“I had been trying to get into the habit of drawing daily on a number of occasions,” architect Andrew Bruno explains. “But I’m not someone who has a lot of discipline. Posting on Instagram to a public audience was a way to keep me accountable.” Bruno’s new book, One House Per Day, collects the first 365 drawings from his self-initiated social media experiment to design, sketch, and share a single dwelling every day. Since his first post in January 2020, Bruno’s account (@one_house_per_day) has amassed a following of over 47,000—and the drawings keep coming.

Given the project’s original medium, the book fittingly takes the shape of a 7½-by-7½-inch square. Opening with a foreword by Keith Krumwiede and two thoughtful written contributions by Malcolm Rio and the duo Alessandro Orsini and Nick Roseboro, One House Per Day then launches into a steady stream of drawings—each page represents one post, composed of an axonometric, plan, and section of a single domestic design—before closing with reflections by Clark Thenhaus and the author.

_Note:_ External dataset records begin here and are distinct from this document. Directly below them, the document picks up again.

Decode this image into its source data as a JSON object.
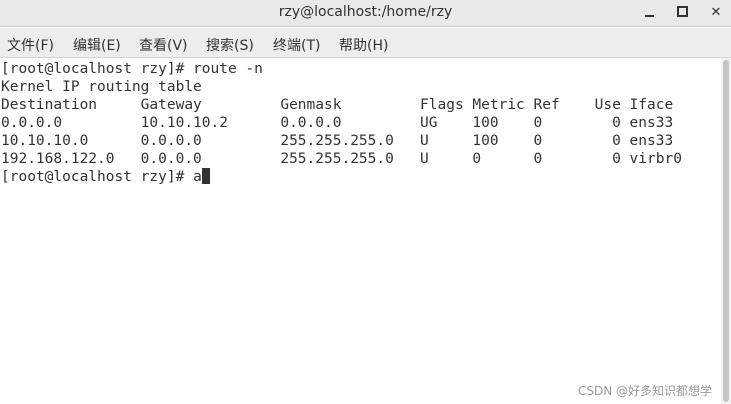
{
  "window": {
    "title": "rzy@localhost:/home/rzy",
    "minimize_icon": "minimize-icon",
    "maximize_icon": "maximize-icon",
    "close_icon": "close-icon"
  },
  "menu": {
    "items": [
      {
        "label": "文件(F)"
      },
      {
        "label": "编辑(E)"
      },
      {
        "label": "查看(V)"
      },
      {
        "label": "搜索(S)"
      },
      {
        "label": "终端(T)"
      },
      {
        "label": "帮助(H)"
      }
    ]
  },
  "terminal": {
    "lines": [
      "[root@localhost rzy]# route -n",
      "Kernel IP routing table",
      "Destination     Gateway         Genmask         Flags Metric Ref    Use Iface",
      "0.0.0.0         10.10.10.2      0.0.0.0         UG    100    0        0 ens33",
      "10.10.10.0      0.0.0.0         255.255.255.0   U     100    0        0 ens33",
      "192.168.122.0   0.0.0.0         255.255.255.0   U     0      0        0 virbr0"
    ],
    "prompt": "[root@localhost rzy]# ",
    "input": "a"
  },
  "watermark": "CSDN @好多知识都想学"
}
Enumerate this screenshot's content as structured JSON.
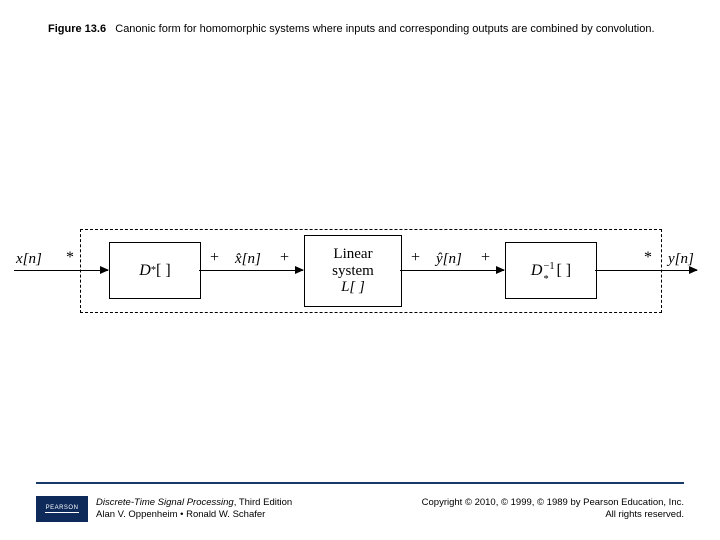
{
  "caption": {
    "label": "Figure 13.6",
    "text": "Canonic form for homomorphic systems where inputs and corresponding outputs are combined by convolution."
  },
  "diagram": {
    "input": "x[n]",
    "input_op": "*",
    "block1": "D",
    "block1_sub": "*",
    "block1_brackets": "[ ]",
    "sig1_pre": "+",
    "sig1": "x̂[n]",
    "sig1_post": "+",
    "block2_line1": "Linear",
    "block2_line2": "system",
    "block2_line3": "L[ ]",
    "sig2_pre": "+",
    "sig2": "ŷ[n]",
    "sig2_post": "+",
    "block3": "D",
    "block3_super": "−1",
    "block3_sub": "*",
    "block3_brackets": "[ ]",
    "output_op": "*",
    "output": "y[n]"
  },
  "footer": {
    "publisher": "PEARSON",
    "book_title": "Discrete-Time Signal Processing",
    "book_edition": ", Third Edition",
    "authors": "Alan V. Oppenheim • Ronald W. Schafer",
    "copyright": "Copyright © 2010, © 1999, © 1989 by Pearson Education, Inc.",
    "rights": "All rights reserved."
  }
}
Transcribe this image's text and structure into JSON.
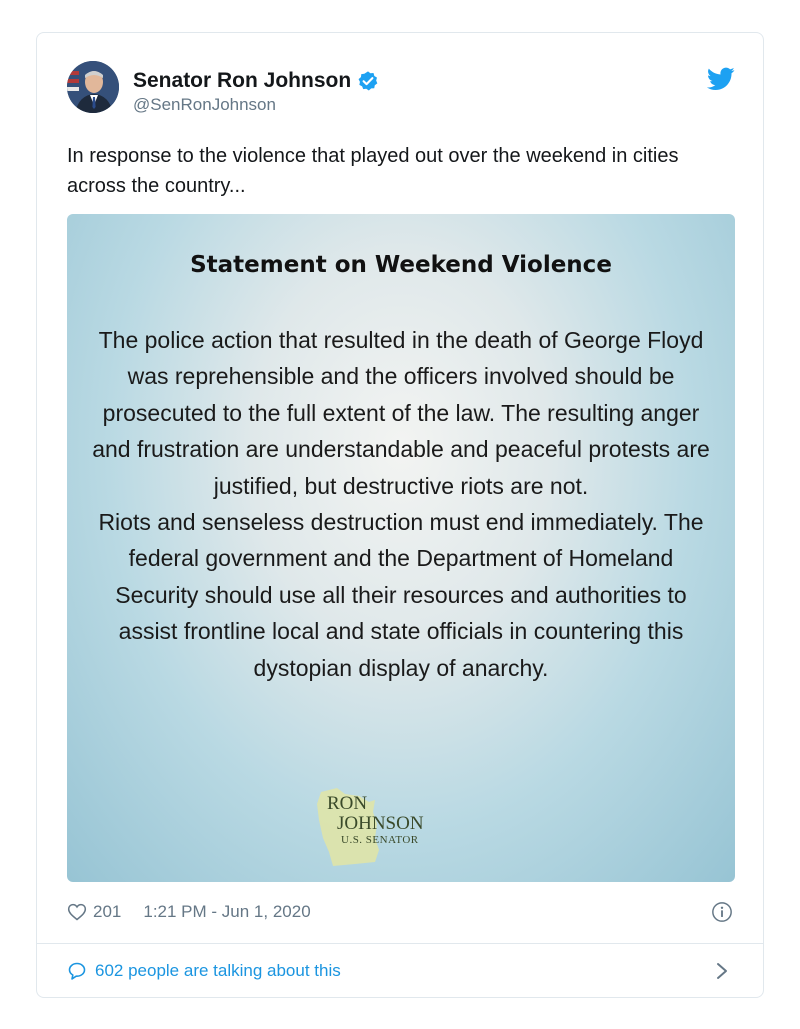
{
  "tweet": {
    "author": {
      "name": "Senator Ron Johnson",
      "handle": "@SenRonJohnson",
      "verified": true
    },
    "text": "In response to the violence that played out over the weekend in cities across the country...",
    "media": {
      "title": "Statement on Weekend Violence",
      "paragraphs": [
        "The police action that resulted in the death of George Floyd was reprehensible and the officers involved should be prosecuted to the full extent of the law. The resulting anger and frustration are understandable and peaceful protests are justified, but destructive riots are not.",
        "Riots and senseless destruction must end immediately. The federal government and the Department of Homeland Security should use all their resources and authorities to assist frontline local and state officials in countering this dystopian display of anarchy."
      ],
      "logo": {
        "line1": "RON",
        "line2": "JOHNSON",
        "line3": "U.S. SENATOR"
      }
    },
    "likes": "201",
    "timestamp": "1:21 PM - Jun 1, 2020",
    "talking": "602 people are talking about this"
  },
  "colors": {
    "accent": "#1da1f2",
    "link": "#1b95e0",
    "muted": "#657786"
  },
  "icons": [
    "verified-badge-icon",
    "twitter-bird-icon",
    "heart-icon",
    "info-icon",
    "speech-bubble-icon",
    "chevron-right-icon"
  ]
}
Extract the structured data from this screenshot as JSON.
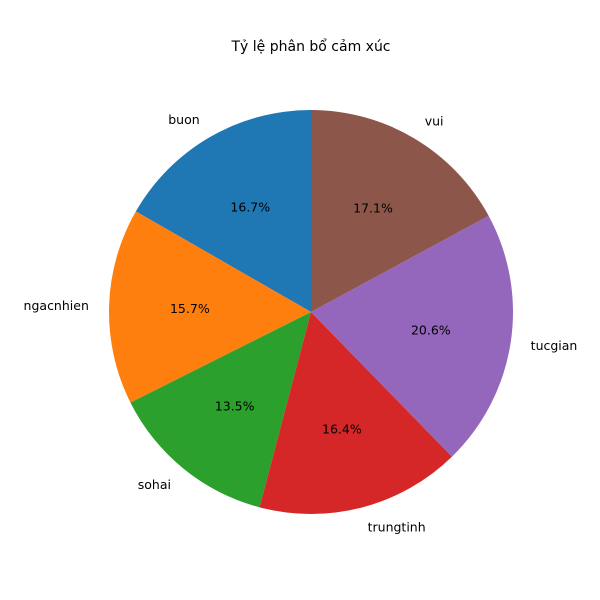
{
  "chart_data": {
    "type": "pie",
    "title": "Tỷ lệ phân bổ cảm xúc",
    "categories": [
      "buon",
      "ngacnhien",
      "sohai",
      "trungtinh",
      "tucgian",
      "vui"
    ],
    "values": [
      16.7,
      15.7,
      13.5,
      16.4,
      20.6,
      17.1
    ],
    "value_labels": [
      "16.7%",
      "15.7%",
      "13.5%",
      "16.4%",
      "20.6%",
      "17.1%"
    ],
    "colors": [
      "#1f77b4",
      "#ff7f0e",
      "#2ca02c",
      "#d62728",
      "#9467bd",
      "#8c564b"
    ],
    "start_angle_deg": 90,
    "direction": "counterclockwise",
    "legend": "none"
  }
}
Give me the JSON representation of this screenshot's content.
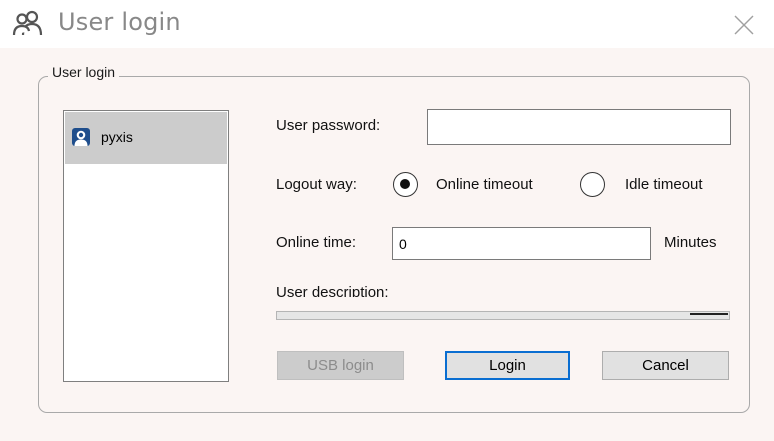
{
  "window": {
    "title": "User login",
    "title_icon": "users-icon",
    "close_icon": "close-icon"
  },
  "group": {
    "label": "User login"
  },
  "users": [
    {
      "name": "pyxis",
      "icon": "user-avatar-icon",
      "selected": true
    }
  ],
  "form": {
    "password_label": "User password:",
    "password_value": "",
    "logout_label": "Logout way:",
    "logout_options": [
      {
        "label": "Online timeout",
        "selected": true
      },
      {
        "label": "Idle timeout",
        "selected": false
      }
    ],
    "online_time_label": "Online time:",
    "online_time_value": "0",
    "online_time_unit": "Minutes",
    "description_label": "User description:"
  },
  "buttons": {
    "usb_login": "USB login",
    "login": "Login",
    "cancel": "Cancel"
  },
  "colors": {
    "accent": "#0a6ed1",
    "selection": "#cccccc",
    "background": "#fbf5f3"
  }
}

The collection of illustrations, supplemented by an index of succinct descriptions, reads like a diary of Bruno’s daily musings. House no. 150 was inspired by Reyner Banham’s 1965 essay “A Home is not a House,” which the author happened to be reading. About a month later, when Bruno first learned of Anni Albers’s work with textiles, he set himself the task of scrawling a house that used fabric extensively (House no. 185). Reinventions of well-known house types—the courtyard, the saltbox, and the A-frame—pop up, and, as readers leaf through the pages, they might even see entire genealogies begin to unfold. 

Some of the houses, like those of endlessly matrixed rooms, seem terrifying to inhabit. Others are quirky and imaginative. A few, simply put, would not work well as abodes. Or would they? This unpretentious compendium is a welcome reminder that novel ideas, and the occasional solutions left in their wake, start with the stroke of a pencil.